$A^2$-Nets: Double Attention Networks
This addresses the problem of inefficient long-range feature modeling in image/video recognition for researchers and practitioners, offering a plug-and-play solution with significant performance gains.
The paper tackles the inefficiency of modeling long-range relations in CNNs by introducing a double attention block that aggregates and propagates global features, enabling a ResNet-50 with this block to outperform ResNet-152 on ImageNet-1k with over 40% fewer parameters and less FLOPs, and achieve state-of-the-art results on Kinetics and UCF-101 with higher efficiency.

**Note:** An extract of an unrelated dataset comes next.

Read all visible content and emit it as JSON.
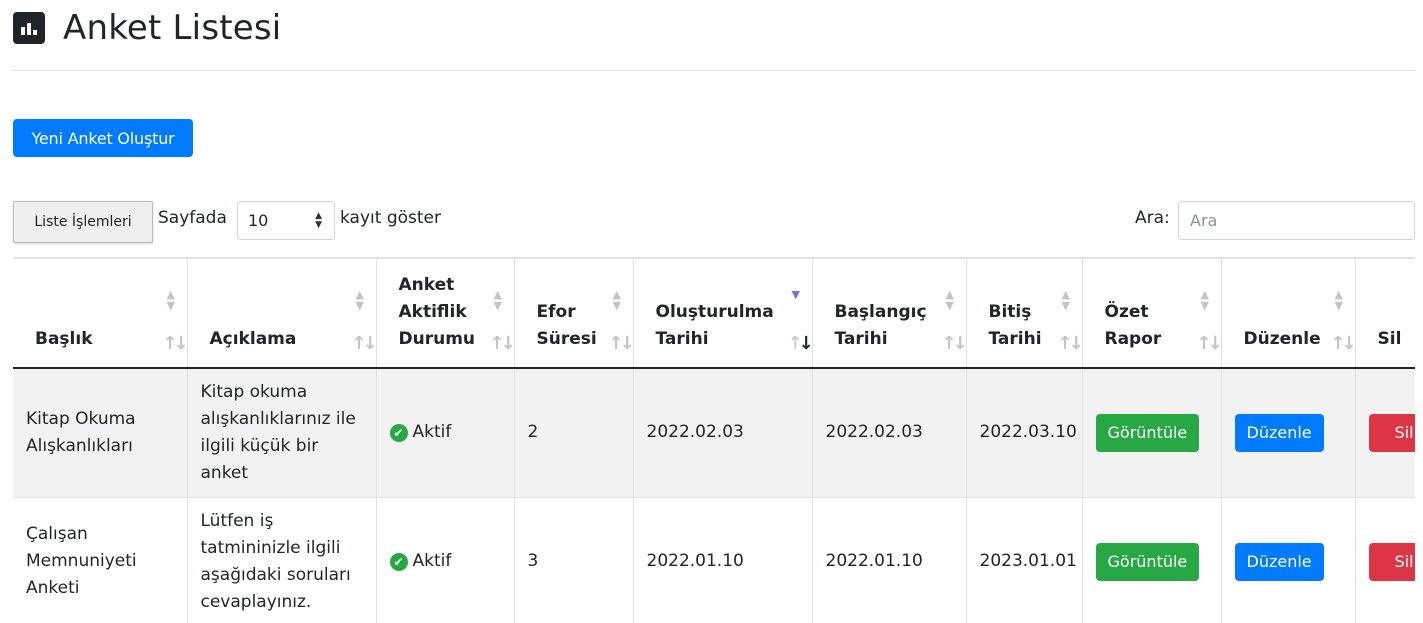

Learning to capture long-range relations is fundamental to image/video recognition. Existing CNN models generally rely on increasing depth to model such relations which is highly inefficient. In this work, we propose the "double attention block", a novel component that aggregates and propagates informative global features from the entire spatio-temporal space of input images/videos, enabling subsequent convolution layers to access features from the entire space efficiently. The component is designed with a double attention mechanism in two steps, where the first step gathers features from the entire space into a compact set through second-order attention pooling and the second step adaptively selects and distributes features to each location via another attention. The proposed double attention block is easy to adopt and can be plugged into existing deep neural networks conveniently. We conduct extensive ablation studies and experiments on both image and video recognition tasks for evaluating its performance. On the image recognition task, a ResNet-50 equipped with our double attention blocks outperforms a much larger ResNet-152 architecture on ImageNet-1k dataset with over 40% less the number of parameters and less FLOPs. On the action recognition task, our proposed model achieves the state-of-the-art results on the Kinetics and UCF-101 datasets with significantly higher efficiency than recent works.